BHP Sticks With Coal in Hard Times – by Rhiannon Hoyle (Wall Street Journal – June 21, 2016)

http://www.wsj.com/

SYDNEY—Amid the misery in a market strained by bankruptcies, mine closures and mass worker layoffs, coal still has at least one major supporter.

BHP Billiton Ltd., the world’s biggest mining company, on Tuesday sounded a bullish note on future demand and its role as a major exporter. In an investor briefing, it said the world’s appetite for coking coal, used in steelmaking, and thermal coal, which is burned to generate electricity, will rise as developing economies demand more steel and energy.

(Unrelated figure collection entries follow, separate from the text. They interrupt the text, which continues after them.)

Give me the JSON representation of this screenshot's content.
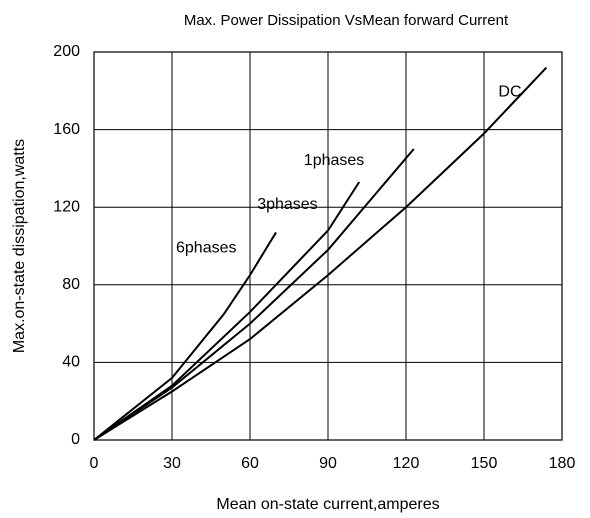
{
  "chart_data": {
    "type": "line",
    "title": "Max. Power Dissipation  VsMean forward Current",
    "xlabel": "Mean on-state current,amperes",
    "ylabel": "Max.on-state dissipation,watts",
    "xlim": [
      0,
      180
    ],
    "xticks": [
      0,
      30,
      60,
      90,
      120,
      150,
      180
    ],
    "ylim": [
      0,
      200
    ],
    "yticks": [
      0,
      40,
      80,
      120,
      160,
      200
    ],
    "grid": true,
    "series": [
      {
        "name": "DC",
        "color": "#000000",
        "x": [
          0,
          30,
          60,
          90,
          120,
          150,
          174
        ],
        "values": [
          0,
          25,
          52,
          85,
          120,
          158,
          192
        ]
      },
      {
        "name": "1phases",
        "color": "#000000",
        "x": [
          0,
          30,
          60,
          90,
          123
        ],
        "values": [
          0,
          27,
          60,
          98,
          150
        ]
      },
      {
        "name": "3phases",
        "color": "#000000",
        "x": [
          0,
          30,
          60,
          90,
          102
        ],
        "values": [
          0,
          28,
          66,
          108,
          133
        ]
      },
      {
        "name": "6phases",
        "color": "#000000",
        "x": [
          0,
          30,
          50,
          60,
          70
        ],
        "values": [
          0,
          32,
          65,
          85,
          107
        ]
      }
    ]
  }
}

“We expect that thermal coal will remain front and center in Asia’s energy portfolio into the foreseeable future because it is the cheapest and most readily available source for power generation,” said Mike Henry, BHP’s head of Australian mining.

The mining company said thermal-coal demand will increase 10% to 15% from 2015 levels by the mid-2020s, aided by robust buying in India and Southeast Asia, even as the fuel accounts for a declining share of global electricity generation. It expects demand for coking coal to be robust as well, as it predicts that steel output in China won’t peak until the middle of the next decade.

This isn’t a universally accepted view, even within the mining industry. Coal markets have been in decline since 2011 thanks to a global glut caused by supplies from new mines and expansions that were planned when prices were booming.